As the sun shines brightly and little birds flit in the sky, Garnet makes little noises as she pulls at the bottle's nipple, trying to get more milk. I am straddling a baby alpaca and bottle feeding her. This orphaned baby follows me around the pasture and lets me hold her and pet her. She is one of the softest things I have ever touched. This is by far the best chore I get to do at Madison's, the R. families bed and breakfast which doubles as an alpaca farm.
After Garnet's breakfast, Eliot and I chase alpacas around pens, waving our arms like lunatics in order to get them to move. I learn how to corner an alpaca and catch it; if you slip an arm under its head you can put it in an effective head lock while firmly gripping its back with your other hand. I wave my arms, cut toenails, and catch alpacas and hold them while they got shots. Alpacas also spit up regurgitated grass which smells like poop. I learn this after alpaca spit blows in my face, carried by the wind. Alpacas also kick if they don't want you behind this. I learn this from a glancing blow which manages to hit both of my legs.
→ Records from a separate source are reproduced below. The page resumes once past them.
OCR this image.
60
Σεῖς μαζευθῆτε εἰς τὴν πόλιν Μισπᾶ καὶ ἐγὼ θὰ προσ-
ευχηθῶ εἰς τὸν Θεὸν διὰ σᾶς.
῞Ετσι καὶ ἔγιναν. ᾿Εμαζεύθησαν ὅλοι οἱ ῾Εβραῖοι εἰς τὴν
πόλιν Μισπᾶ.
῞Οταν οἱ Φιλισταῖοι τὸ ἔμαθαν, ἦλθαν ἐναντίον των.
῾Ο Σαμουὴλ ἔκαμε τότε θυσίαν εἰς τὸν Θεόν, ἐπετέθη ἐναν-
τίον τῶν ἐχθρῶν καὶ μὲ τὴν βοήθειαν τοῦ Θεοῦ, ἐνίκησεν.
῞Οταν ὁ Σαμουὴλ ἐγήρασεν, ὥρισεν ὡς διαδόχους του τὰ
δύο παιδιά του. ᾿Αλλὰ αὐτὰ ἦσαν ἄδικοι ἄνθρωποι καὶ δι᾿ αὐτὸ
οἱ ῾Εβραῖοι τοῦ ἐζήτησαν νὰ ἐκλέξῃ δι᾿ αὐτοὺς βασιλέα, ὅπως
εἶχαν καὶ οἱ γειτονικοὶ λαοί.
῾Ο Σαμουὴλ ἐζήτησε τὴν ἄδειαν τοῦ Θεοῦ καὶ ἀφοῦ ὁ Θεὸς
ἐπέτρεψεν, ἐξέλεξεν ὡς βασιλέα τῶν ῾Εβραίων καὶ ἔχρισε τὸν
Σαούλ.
After a hard day's work, I kick back and relax while I watch Eliot skin a dead alpaca. It has been dead for a few days and smells horrible. Its bloated stomach and intestines sit outside of its stomach cavities and its fleece is matted and filthy. I sit fifteen paces away with my sweatshirt firmly clamped over my nose. Charlie, the dachshund is not as perturbed as I am by the smell of rotting carcas, she sniffs over to where Eliot is working and licks her chops. Eliot explains the process to me as he is doing it, point out various body parts as he works. The fleece will be tanned and then sold after Eliot is through with it.
I make my way back to the cabin and the scent of alpaca carcass wafts up my nostrils; Eliot brought the fleece up to the cabin we are staying at for some unknown reason and set it down and the dachshunds have eaten part of it.
I take a long bath because after a day like this it is the most necessary thing in the world.